Hafki, Thomas (Hg.)

Operntexte von Monteverdi bis Strauss

Originalsprachige Libretti mit deutschen Übersetzungen

Rubrik: CD-ROMs
Verlag/Label: Directmedia Publishing GmbH, Berlin 2002
erschienen in: das Orchester 07-08/2003 , Seite 89

Titel und Untertitel der vorliegenden CD-ROM suggerieren den Anspruch, eine umfassende Bibliothek von Operntexten vom 17. bis zur Mitte des 20. Jahrhunderts zu liefern. Die Fakten sind in der Tat beeindruckend: 95 Komponisten sind mit den Texten von 184 Bühnenwerken – neben Opern auch Operetten und Melodramen – vertreten, insgesamt 25274 Seiten. Das genauere Studium der abgedruckten Libretti offenbart jedoch schmerzliche Lücken seit dem ausgehenden 19. Jahrhunderts, die sich aus urheberrechtlichen Gründen – 70-jährige Schutzfrist nach dem Tod von Textautoren bzw.
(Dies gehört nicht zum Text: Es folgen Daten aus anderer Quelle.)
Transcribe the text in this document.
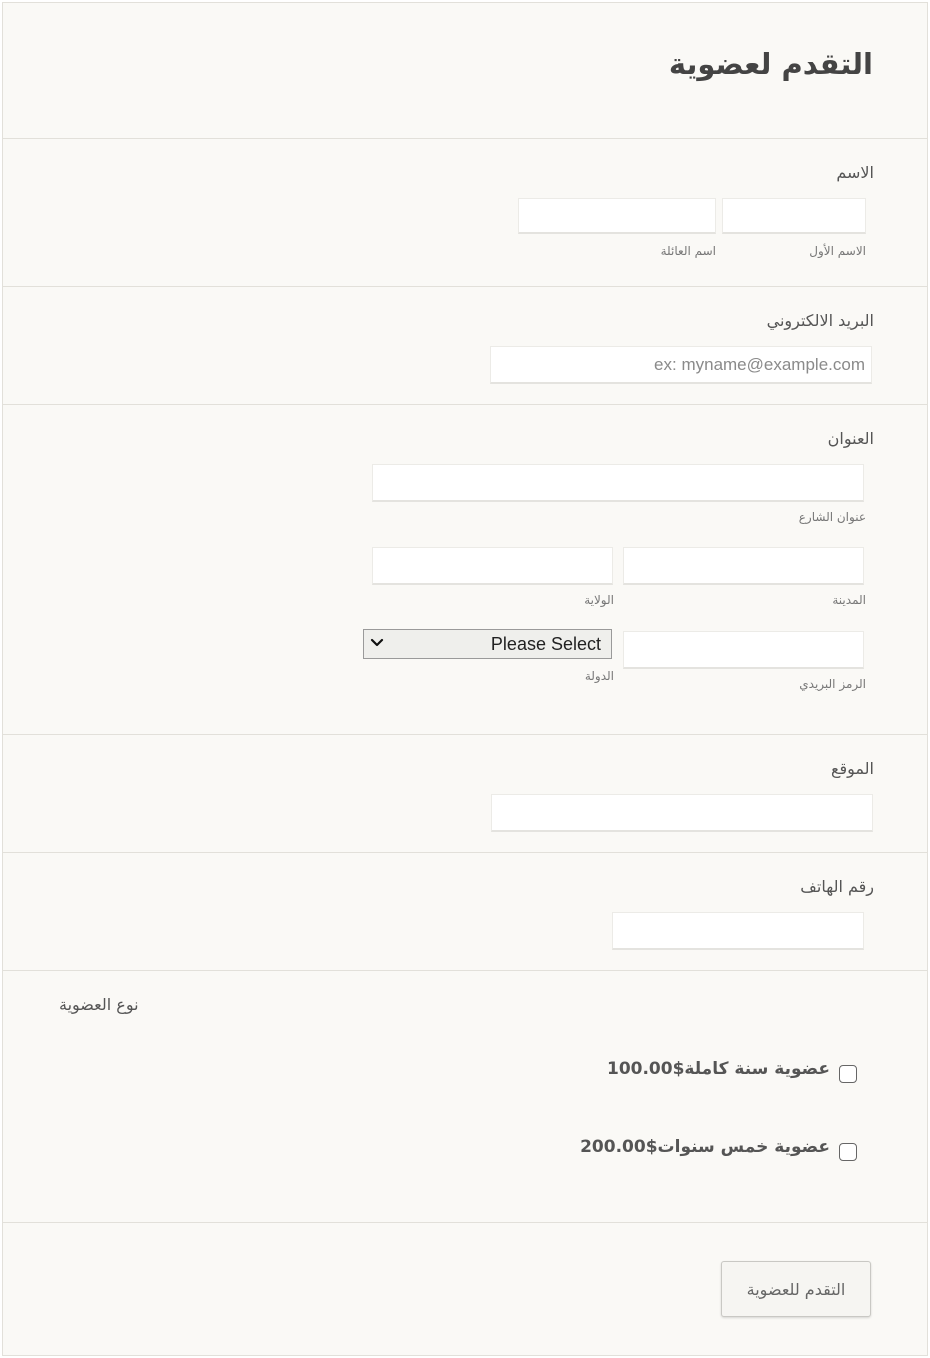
التقدم لعضوية
الاسم
الاسم الأول
اسم العائلة
البريد الالكتروني
ex: myname@example.com
العنوان
عنوان الشارع
المدينة
الولاية
Please Select
الدولة
الرمز البريدي
الموقع
رقم الهاتف
نوع العضوية
عضوية سنة كاملة$100.00
عضوية خمس سنوات$200.00
التقدم للعضوية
Übersetzern – erklären. So fehlen etwa sämtliche Operntexte Janác¡eks (der deutsche Übersetzer Max Brod starb 1968) und selbst Strauss ist nur bis zu Die Frau ohne Schatten (1919) vertreten (warum nicht auch das Hofmannsthal-Libretto zu Arabella abgedruckt wurde, bleibt ein Geheimnis). Hier stellt sich die Frage, ob sich nicht doch der Versuch, Lizenzen zumindest für einige Standardwerke des 20. Jahrhunderts zu erwerben, trotz unvermeidlicher Erhöhung des Verkaufspreises gelohnt hätte.
Aber auch innerhalb des lizenzfreien Repertoires hält die Auswahl – mit dem legitimen Schwerpunkt auf Werken in deutscher Sprache – einige Überraschungen bereit. So fehlt Rameau trotz der Wiederentdeckung einiger seiner Opern in jüngerer Zeit im Gegensatz etwa zu Lully (mit Atys und Persée vertreten), und Webers Oberon wird der Benutzer genauso wie E. T. A. Hoffmanns Undine vermissen. Dagegen trifft man auf Texte, die allenfalls noch aus historischer Sicht Interesse beanspruchen können wie etwa Johann Andrés Belmont und Constanze oder Die Entführung aus dem Serail (1781), vertont auf einen Text von Christoph Friedrich Bretzner, dem auch die Einrichtung von Johann Gottlieb Stephanie für Mozarts bekannte Oper zu Grunde liegt. Offenbar nahm der Herausgeber in solchen Fällen die selbst angegebene
Orientierung an der „Werkstatistik“ („Deutscher Bühnenverein – Bundesverband deutscher Theater“) für das Grundrepertoire, das durch gewichtige, aber weniger präsente Werke ergänzt wurde, nicht ganz so ernst.
Wohl ebenfalls aus Lizenzgründen wurde meist auf ältere Textausgaben und Übersetzungen zurückgegriffen, obgleich vielfach weitaus bessere Editionen (wie etwa im Falle Wagners die neue Serie des Reclam-Verlags) vorliegen. Das mag den normalen Opernbesucher (sofern dieser ohnehin nicht die knappe Inhaltsangaben in seinem Opernführer vorzieht) kaum stören, wohl aber Liebhaber und Forscher, bei denen es auf verlässliche Ausgaben ankommt, wenn es um Detailfragen geht. Überhaupt besteht der eigentliche Wert einer solchen auf elektronischem Speichermedium angebotenen Sammlung ja weniger in der Möglichkeit zur (am Bildschirm doch recht unbequemen) Lektüre ausgewählter Libretti als in vergleichenden Studien mittels Such-Optionen, die in der Tat von einzelnen Wörtern bis hin zu kombinierten Themen und Sachgebieten sehr vielfältig sind.
Fazit: So ehrgeizig das Unternehmen zunächst anmutet, so eingeschränkt erweist sich die Brauchbarkeit der „Operntexte“ durch die genannten Mängel.